Membership of the fledgling party has grown from 1,800 in June to nearly 12,000 as leadership candidates Danielle Smith and Mark Dyrholm make a final push for supporters.
The vote will be held in Edmonton on Oct. 17.
University of Lethbridge political scientist Faron Ellis said while Smith might be the media favourite, Dyrholm has the backing of the Progressive Group for Independent Business.
"They can organize and this is about organization," Ellis said.
The party is riding high on a recent byelection win. Paul Hinman surprised political watchers when he captured Calgary-Glenmore last month.
Hinman was first elected to the legislature in a 2005 byelection as leader of the Alberta Alliance party. It merged with the Wildrose Party in January — its founders hoping to capitalize on feelings that the governing Progressive Conservative party has moved too far toward the centre.
Former Tory cabinet minister joins Wildrose
Among the new recruits to the Wildrose Party is Ernie Isley, the mayor of Bonnyville and a former Conservative cabinet minister who served 14 years in the legislature, losing his seat in 1993.
Isley said Monday he is fed up with how the Conservative party has dealt with health care, especially eliminating premiums.
"[You] give up a billion dollars in revenue and then shortly thereafter you start coming up with a program whereby you're going to make your seniors pay more for prescription drugs.

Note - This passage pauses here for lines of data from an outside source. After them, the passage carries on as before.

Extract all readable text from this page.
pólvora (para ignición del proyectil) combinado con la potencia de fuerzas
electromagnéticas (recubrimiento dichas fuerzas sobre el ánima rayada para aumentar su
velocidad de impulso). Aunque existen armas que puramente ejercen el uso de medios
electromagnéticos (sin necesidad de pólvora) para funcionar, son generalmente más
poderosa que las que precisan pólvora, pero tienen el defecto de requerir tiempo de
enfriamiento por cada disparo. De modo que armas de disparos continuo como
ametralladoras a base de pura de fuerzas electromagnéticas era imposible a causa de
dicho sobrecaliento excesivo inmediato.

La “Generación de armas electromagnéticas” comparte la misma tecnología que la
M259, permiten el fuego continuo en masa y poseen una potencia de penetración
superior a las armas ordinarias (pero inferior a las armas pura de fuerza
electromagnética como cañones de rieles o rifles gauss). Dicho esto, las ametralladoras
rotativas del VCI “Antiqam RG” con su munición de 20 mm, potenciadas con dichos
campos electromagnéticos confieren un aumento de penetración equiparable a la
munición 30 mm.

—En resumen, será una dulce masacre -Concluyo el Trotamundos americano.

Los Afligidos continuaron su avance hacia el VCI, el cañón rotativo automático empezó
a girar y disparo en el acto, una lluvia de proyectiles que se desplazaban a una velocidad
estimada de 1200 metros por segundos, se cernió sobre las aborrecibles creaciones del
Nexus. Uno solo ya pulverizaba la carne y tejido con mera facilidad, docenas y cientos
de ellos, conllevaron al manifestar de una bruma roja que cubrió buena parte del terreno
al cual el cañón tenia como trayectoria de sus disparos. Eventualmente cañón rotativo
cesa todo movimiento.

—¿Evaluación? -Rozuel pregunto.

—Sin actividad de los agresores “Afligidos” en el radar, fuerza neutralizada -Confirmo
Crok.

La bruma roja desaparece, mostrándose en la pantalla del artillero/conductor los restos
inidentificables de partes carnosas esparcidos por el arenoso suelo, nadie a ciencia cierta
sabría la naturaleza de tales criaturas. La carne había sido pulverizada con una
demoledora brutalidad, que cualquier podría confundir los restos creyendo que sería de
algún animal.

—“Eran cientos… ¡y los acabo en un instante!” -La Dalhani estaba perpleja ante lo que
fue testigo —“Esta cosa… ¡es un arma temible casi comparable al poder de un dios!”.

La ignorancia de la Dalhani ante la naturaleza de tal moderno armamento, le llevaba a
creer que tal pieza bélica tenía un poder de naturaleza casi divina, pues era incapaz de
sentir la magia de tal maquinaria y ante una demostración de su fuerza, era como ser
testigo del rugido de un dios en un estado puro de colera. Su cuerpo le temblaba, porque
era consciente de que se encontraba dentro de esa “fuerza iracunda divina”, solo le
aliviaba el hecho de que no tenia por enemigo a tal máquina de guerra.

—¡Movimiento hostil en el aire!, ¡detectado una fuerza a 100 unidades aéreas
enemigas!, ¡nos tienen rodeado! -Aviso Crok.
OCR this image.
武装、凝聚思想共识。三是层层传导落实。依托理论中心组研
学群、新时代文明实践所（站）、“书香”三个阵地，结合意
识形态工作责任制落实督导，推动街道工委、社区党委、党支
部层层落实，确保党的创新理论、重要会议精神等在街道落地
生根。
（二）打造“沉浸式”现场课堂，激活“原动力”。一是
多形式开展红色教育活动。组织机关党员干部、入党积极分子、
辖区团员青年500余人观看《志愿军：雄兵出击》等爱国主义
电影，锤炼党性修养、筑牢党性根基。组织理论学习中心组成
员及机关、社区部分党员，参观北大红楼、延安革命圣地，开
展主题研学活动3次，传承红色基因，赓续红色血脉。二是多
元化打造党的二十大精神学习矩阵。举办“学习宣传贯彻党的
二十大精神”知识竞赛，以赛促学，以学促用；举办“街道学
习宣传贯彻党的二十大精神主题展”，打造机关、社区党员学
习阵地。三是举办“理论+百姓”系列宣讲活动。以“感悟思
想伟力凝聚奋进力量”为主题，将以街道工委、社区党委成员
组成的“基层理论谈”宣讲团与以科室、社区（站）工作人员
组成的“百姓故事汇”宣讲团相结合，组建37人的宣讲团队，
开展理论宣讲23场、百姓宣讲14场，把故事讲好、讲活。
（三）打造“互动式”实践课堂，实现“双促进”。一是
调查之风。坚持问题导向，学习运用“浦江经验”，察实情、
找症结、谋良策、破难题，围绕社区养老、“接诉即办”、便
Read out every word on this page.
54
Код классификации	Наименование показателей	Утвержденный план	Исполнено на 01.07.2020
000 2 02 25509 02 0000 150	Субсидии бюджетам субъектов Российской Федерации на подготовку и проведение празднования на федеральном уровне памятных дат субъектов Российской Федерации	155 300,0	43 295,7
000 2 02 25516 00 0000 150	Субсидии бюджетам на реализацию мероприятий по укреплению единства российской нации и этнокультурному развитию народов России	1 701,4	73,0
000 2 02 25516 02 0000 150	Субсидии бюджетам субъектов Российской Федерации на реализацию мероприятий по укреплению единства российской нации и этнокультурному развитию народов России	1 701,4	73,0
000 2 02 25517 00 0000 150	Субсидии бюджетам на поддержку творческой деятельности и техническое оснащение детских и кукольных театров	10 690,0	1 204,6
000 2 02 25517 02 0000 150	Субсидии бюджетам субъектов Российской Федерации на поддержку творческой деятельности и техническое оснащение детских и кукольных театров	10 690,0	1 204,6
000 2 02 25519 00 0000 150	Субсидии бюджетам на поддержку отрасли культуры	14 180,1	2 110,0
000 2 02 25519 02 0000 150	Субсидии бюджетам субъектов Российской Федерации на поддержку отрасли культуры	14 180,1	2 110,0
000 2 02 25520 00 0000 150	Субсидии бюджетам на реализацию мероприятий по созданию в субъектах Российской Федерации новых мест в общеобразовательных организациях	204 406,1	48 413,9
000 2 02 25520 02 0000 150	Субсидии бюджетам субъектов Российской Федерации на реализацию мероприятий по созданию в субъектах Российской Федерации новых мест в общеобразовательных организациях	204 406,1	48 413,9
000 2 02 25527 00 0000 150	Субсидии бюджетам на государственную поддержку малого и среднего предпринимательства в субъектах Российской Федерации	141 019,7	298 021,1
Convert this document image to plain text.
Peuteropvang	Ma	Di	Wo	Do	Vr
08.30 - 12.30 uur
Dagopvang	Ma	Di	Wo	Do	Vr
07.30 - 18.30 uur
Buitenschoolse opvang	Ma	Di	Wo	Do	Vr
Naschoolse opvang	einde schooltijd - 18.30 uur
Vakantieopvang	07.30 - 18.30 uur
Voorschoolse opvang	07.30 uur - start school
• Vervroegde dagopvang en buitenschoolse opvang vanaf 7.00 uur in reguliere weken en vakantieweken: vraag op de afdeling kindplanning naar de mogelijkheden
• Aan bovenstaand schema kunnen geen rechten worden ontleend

That doesn't seem to me to be the direction to go."
Health care staff are living with fear and uncertainty, he added.
"We appear to be going through the slash-and-burn era of the early '90s."
As a former cabinet minister, Isley still has the right to vote at the Tories' leadership review next month and he says he won't be supportive of Ed Stelmach.
Although membership in the Wildrose Alliance has jumped, when the Tories elected Stelmach as the party's new leader in 2006, nearly 100,000 party members voted.